VILLA LITERNO – Problemi di successione e dissapori sulle estorsioni: furono queste le ragioni che, tra la fine degli anni Novanta e gli inizi del Duemila, innescarono una delle più feroci guerre di mafia casertane. Da un lato i Bidognetti, compagine diretta da Cicciotto ‘e Mezzanotte, dall’altro l’area Cantiello-Diana, che aveva stretto un’alleanza con i Tavoletta-Ucciero di Villa Literno. E dietro i liternesi, a garantire loro armi e denaro per combattere, c’erano gli Schiavone. Ingaggiare uno scontro a viso aperto con i Bidognetti non era nei piani della compagine diretta da Francesco Sandokan Schiavone: troppo furbo il padrino per avviare una guerra che avrebbe minato le fondamenta del clan dei Casalesi da lui fondato (con l’aiuto di Cicciotto). Ma se poteva indebolirli senza esporsi, visto che tra lui e i Bidognetti i rapporti non erano mai stati del tutto idilliaci, era un’occasione che non si faceva sfuggire.
Guardando quello che sta accadendo ora, verrebbe da dire ‘corsi e ricorsi storici’. Per quale ragione? Quella faida tracciò un forte legame tra schiavoniani e liternesi. Ed è un’intesa che, a quanto pare, si sarebbe rivelata utile oggi, a distanza di venti anni, a Emanuele Libero Schiavone. Il rampollo di casa Sandokan, prima che il 15 giugno scorso venisse riportato in cella (è accusato di detenzione e porto illegale di armi con l’aggravante mafiosa), si era impegnato a riorganizzare la cosca un tempo guidata dal padre (che lo scorso marzo ha avviato un percorso di collaborazione con la giustizia – dall’esito ancora incerto). Come raccontato già in diverse occasioni, in questa fase di ristrutturazione criminale, Schiavone jr si è scontrato con un altro gruppo criminale, che aveva preso forza mentre lui era in carcere, collegato ai Bidognetti.
Agguati falliti, stese, spari contro il portone: sono i frutti di questa battaglia (che abbiamo abbondantemente raccontato).
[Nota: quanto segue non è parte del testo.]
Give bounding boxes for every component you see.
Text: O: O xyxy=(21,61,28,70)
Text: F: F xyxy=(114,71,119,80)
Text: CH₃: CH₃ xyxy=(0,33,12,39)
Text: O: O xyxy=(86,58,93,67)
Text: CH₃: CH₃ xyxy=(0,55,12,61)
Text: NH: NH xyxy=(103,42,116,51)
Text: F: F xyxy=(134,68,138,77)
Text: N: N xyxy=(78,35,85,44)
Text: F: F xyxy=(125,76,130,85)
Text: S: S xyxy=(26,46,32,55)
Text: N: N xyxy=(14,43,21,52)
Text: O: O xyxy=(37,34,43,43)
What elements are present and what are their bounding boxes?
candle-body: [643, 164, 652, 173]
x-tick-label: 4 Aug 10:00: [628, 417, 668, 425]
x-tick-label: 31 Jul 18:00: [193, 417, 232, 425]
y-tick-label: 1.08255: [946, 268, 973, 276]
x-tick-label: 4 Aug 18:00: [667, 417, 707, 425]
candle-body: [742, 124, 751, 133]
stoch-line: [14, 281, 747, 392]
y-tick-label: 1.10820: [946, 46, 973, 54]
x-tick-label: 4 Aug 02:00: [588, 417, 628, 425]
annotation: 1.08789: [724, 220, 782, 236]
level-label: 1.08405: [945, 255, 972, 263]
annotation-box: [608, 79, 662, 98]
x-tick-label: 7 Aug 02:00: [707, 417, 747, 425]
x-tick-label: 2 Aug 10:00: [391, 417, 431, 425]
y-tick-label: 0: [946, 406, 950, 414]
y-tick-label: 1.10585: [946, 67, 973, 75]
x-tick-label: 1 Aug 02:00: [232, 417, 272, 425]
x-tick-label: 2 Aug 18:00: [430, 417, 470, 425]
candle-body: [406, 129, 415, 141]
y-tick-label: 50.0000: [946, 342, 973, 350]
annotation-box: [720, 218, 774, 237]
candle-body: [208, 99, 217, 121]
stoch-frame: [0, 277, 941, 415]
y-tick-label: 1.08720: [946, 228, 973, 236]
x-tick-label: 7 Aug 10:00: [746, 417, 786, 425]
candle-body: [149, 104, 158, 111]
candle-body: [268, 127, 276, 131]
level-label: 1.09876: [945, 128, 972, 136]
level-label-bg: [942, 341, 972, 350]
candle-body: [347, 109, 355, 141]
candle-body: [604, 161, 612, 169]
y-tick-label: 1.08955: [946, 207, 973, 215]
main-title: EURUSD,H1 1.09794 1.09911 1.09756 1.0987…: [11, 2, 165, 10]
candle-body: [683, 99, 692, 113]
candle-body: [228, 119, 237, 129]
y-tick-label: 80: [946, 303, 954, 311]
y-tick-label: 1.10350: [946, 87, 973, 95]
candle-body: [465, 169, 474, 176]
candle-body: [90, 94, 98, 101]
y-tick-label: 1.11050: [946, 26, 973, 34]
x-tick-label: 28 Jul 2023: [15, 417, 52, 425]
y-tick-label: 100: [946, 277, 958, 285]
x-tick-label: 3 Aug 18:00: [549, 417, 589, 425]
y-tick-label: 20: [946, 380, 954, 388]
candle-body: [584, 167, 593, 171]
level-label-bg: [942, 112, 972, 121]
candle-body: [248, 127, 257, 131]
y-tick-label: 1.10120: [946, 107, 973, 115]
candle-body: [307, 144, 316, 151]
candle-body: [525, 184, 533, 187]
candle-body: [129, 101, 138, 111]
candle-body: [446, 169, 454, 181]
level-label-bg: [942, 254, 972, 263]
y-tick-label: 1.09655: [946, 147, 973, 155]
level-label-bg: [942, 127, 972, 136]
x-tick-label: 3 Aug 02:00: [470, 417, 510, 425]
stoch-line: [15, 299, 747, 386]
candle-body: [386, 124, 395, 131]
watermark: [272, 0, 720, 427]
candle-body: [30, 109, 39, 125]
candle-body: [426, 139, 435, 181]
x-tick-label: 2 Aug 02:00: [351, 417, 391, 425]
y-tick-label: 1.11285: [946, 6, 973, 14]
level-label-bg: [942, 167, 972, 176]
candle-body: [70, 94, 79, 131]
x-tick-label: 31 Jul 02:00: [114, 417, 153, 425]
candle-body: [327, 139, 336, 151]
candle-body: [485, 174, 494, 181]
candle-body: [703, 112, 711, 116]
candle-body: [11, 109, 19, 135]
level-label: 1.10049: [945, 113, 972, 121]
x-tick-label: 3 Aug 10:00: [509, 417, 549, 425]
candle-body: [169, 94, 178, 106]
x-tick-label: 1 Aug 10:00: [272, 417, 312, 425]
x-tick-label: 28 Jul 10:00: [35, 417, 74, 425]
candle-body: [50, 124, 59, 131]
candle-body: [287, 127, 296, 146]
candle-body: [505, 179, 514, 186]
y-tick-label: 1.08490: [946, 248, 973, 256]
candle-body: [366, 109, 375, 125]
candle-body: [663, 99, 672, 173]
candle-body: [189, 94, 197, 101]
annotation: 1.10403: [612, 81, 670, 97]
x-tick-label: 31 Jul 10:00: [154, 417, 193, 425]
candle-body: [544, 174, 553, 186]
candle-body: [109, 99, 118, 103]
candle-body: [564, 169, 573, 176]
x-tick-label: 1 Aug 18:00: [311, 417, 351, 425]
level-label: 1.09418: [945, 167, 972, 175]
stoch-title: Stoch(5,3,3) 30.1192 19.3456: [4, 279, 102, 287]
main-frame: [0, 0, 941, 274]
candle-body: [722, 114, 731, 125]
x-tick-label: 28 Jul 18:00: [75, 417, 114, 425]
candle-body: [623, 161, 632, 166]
E per combatterla, il figlio di Sandokan avrebbe coinvolto soggetti liternesi direttamente e indirettamente legati a quei Tavoletta-Ucciero che, foraggiati dal padre, si scontrarono con i Bidognetti.
A dare una traccia ai carabinieri, coordinati dalla Dda di Napoli, su chi fossero questi soggetti, sono stati, inconsapevoli di essere ‘ascoltati’, Emanuele Libero Schiavone e Giuseppe Del Vecchio Mandarino, figlio di Antonio, ergastolano e storico esponente del clan dei Casalesi.
Del Vecchio, che vive a Tenerife, era tornato in Italia. ad aprile, per ‘accogliere’ Sandokan jr appena scarcerato e mostrargli vicinanza. In uno dei loro incontri avvenuti nella casa di via Bologna, dove viveva Schiavone, i due hanno parlato, con toni abbastanza espliciti, proprio della riorganizzazione del gruppo mafioso. Era il 16 aprile e Mandarino conversando con l’amico, consapevole della sua intenzione di rinforzare la compagine, fa i nomi di Gennaro e Vincenzo, indicandoli come persone che “hanno a disposizione i viveri, ma sono limitati”. E se fosse stato intenzionato ad assoldarli, raccomanda Del Vecchio a Schiavone, avrebbe dovuto “tenerli con il morzo in bocca”. Gennaro e Vincenzo sarebbero, appunto, i soggetti liternesi.
Se la faida, fortunatamente, non è decollata, è grazie all’intervento tempestivo dei carabinieri che sono riusciti ad arrestare Emanuele Libero Schiavone e uno dei suoi fidati, il sanciprianese Francesco Reccia (dopodomani le loro posizioni saranno esaminate dal Riesame a cui si sono rivolti gli avvocati Paolo Caterino e Domenico Della Gatta). Insomma, sono stati neutralizzati due dei protagonisti di questa potenziale guerra (disinnescando la tensione che si era iniziata a respirare in città). Ma l’attività investigativa prosegue: e va avanti non solo per tracciare chi aveva aderito al progetto mafioso di Schiavone jr, ma anche per disarticolare il gruppo rivale legato ai Bidognetti.